Living on the New Jersey ShoreIyna Bort Caruso
For generations of Mid-Atlantic beach-goers, “down the shore” has meant only one thing: the Jersey Shore.
It is the 130-mile long ribbon of coastline that extends from Sandy Hook south to Cape May, a region legendary for its beaches, barrier islands and boardwalks.
Those boardwalks are the lifeblood of its seaside communities. Some boardwalks are hubs packed with amusement park rides, gift shops and food stands like Seaside Heights, Asbury Park and, most famously, the four-mile long pedestrian stretch of Atlantic City. Other boardwalks are calm, commercial-free zones for walking, jogging or quiet contemplation such as those of Spring Lake and Avon.

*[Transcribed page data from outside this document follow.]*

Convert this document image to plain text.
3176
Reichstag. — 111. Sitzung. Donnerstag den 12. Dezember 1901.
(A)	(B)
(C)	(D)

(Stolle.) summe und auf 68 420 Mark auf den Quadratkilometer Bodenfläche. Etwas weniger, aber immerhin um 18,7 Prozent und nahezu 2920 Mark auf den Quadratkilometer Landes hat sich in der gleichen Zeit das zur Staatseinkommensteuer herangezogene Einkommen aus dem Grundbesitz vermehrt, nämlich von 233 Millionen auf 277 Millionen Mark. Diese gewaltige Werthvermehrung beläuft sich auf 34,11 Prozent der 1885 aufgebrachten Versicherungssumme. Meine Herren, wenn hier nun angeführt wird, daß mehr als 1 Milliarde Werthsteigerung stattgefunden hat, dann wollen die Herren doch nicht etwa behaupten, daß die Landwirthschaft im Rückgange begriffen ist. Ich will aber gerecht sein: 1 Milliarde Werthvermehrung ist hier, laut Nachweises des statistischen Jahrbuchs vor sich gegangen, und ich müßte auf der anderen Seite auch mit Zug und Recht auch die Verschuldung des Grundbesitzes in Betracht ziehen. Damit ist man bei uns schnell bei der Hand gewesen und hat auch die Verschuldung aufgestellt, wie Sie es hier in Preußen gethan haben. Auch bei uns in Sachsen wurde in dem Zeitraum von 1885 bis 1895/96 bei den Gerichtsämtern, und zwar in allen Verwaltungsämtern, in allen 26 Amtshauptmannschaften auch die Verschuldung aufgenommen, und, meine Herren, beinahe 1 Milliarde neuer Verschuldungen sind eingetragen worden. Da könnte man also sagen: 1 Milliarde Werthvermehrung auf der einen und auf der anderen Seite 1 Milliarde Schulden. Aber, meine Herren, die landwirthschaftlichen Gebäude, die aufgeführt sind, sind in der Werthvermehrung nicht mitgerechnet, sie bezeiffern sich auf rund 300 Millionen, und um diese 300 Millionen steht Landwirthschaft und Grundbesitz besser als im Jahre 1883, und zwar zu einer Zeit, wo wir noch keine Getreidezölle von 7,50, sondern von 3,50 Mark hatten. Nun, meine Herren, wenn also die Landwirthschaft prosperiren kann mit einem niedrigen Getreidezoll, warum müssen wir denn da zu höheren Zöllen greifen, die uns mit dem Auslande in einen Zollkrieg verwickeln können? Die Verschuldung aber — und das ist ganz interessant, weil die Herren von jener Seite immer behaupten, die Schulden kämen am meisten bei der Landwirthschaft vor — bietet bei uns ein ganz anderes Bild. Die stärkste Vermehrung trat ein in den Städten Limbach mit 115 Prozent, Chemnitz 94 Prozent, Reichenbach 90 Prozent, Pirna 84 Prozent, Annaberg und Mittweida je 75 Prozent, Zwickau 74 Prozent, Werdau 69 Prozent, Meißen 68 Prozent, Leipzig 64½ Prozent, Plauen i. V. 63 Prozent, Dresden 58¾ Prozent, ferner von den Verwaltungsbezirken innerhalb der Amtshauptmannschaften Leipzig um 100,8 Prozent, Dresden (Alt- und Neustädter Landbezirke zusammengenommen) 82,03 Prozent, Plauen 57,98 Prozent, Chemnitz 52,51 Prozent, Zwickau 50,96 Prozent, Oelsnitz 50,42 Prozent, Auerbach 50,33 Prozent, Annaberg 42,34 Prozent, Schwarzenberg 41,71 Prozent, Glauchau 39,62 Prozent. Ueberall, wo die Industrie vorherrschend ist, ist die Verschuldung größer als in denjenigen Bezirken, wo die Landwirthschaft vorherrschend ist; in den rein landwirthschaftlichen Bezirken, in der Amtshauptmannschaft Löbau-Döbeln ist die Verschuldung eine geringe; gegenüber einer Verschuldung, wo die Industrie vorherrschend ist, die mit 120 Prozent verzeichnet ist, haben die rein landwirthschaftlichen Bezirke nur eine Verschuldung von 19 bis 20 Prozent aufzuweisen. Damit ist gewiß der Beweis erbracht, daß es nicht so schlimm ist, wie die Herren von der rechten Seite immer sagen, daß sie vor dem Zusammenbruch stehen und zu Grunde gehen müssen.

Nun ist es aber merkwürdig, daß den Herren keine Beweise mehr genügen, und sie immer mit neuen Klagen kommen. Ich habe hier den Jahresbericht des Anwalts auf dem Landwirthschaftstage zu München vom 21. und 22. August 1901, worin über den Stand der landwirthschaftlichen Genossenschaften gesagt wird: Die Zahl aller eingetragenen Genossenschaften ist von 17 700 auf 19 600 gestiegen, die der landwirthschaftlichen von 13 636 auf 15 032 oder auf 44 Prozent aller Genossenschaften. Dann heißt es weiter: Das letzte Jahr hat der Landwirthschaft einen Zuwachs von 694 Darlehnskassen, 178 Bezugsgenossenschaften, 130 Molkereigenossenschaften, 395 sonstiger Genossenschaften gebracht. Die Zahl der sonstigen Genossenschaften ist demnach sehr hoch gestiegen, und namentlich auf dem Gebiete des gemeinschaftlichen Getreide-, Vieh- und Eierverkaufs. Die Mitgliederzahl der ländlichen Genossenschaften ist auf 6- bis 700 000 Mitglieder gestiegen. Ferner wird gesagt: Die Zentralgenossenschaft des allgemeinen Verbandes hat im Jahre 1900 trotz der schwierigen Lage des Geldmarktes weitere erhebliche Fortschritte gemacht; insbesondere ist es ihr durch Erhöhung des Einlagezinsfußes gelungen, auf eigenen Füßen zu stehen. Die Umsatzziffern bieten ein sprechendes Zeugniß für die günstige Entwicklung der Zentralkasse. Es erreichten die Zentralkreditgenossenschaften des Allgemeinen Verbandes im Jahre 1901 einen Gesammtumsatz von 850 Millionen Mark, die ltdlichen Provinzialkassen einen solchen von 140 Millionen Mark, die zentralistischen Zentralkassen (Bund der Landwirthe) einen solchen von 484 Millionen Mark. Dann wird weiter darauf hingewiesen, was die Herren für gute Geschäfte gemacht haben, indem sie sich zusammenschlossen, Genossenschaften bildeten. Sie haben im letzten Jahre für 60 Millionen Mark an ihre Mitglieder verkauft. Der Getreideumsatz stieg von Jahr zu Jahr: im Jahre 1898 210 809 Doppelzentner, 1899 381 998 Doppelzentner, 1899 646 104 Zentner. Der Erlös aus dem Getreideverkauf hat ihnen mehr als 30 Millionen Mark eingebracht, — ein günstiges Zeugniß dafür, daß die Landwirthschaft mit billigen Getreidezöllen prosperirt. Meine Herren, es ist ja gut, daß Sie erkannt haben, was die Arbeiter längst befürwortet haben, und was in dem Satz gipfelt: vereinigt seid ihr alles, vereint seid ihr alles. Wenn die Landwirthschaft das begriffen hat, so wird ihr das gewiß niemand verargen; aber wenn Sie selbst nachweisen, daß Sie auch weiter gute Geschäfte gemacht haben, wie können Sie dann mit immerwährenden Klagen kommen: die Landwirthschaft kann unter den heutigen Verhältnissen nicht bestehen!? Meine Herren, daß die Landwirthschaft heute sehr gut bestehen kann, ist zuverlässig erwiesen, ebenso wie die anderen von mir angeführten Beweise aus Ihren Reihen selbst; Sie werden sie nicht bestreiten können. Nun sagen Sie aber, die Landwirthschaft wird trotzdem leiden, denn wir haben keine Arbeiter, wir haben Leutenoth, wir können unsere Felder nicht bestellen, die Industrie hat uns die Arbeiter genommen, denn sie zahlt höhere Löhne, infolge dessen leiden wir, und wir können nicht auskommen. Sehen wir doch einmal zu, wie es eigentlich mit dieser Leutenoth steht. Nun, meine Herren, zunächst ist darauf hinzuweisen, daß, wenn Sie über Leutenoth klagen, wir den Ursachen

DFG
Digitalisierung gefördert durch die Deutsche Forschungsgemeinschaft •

The dozens of waterfront towns that fall under the umbrella name of the Jersey Shore are a mix of summer resort spots and year-round residential communities, each one distinct. What they all have in common are clean and inviting sandy beaches. New Jersey is ranked an impressive 3rd out of 30 states in beach water quality, according to the Natural Resources Defense Council. Old money, young families, amusement park junkies, surfers, retirees and urban escapees all find a swathe of sand to call their own. And that’s the way it’s been in some communities for more than 100 years when wealthy visitors from New York City and Philadelphia first started arriving for their summer breaks.
Among the northerly towns is Asbury Park, synonymous with Bruce Springsteen and the place to hear the distinctive brand of rock n roll known as the Jersey Shore Sound. Next door, Ocean Grove is an elegant enclave, developed as a religious summer camp, and on the National Register of Historic Places for its huge collection of Victorian architecture. Spring Lake is one of the Shore’s most affluent communities with stately homes that enjoy the patina of resort elegance. Small-town charm is found in abundance in places like Avalon and Stone Harbor. Gingerbread homes of the Victorian era are the prevailing architectural style of Cape May, situated where the Atlantic Ocean meets the Delaware Bay and mile marker 0 on the Garden State Parkway. Billed as America’s oldest seaside resort, the entire city was declared a National Historic Landmark in 1976.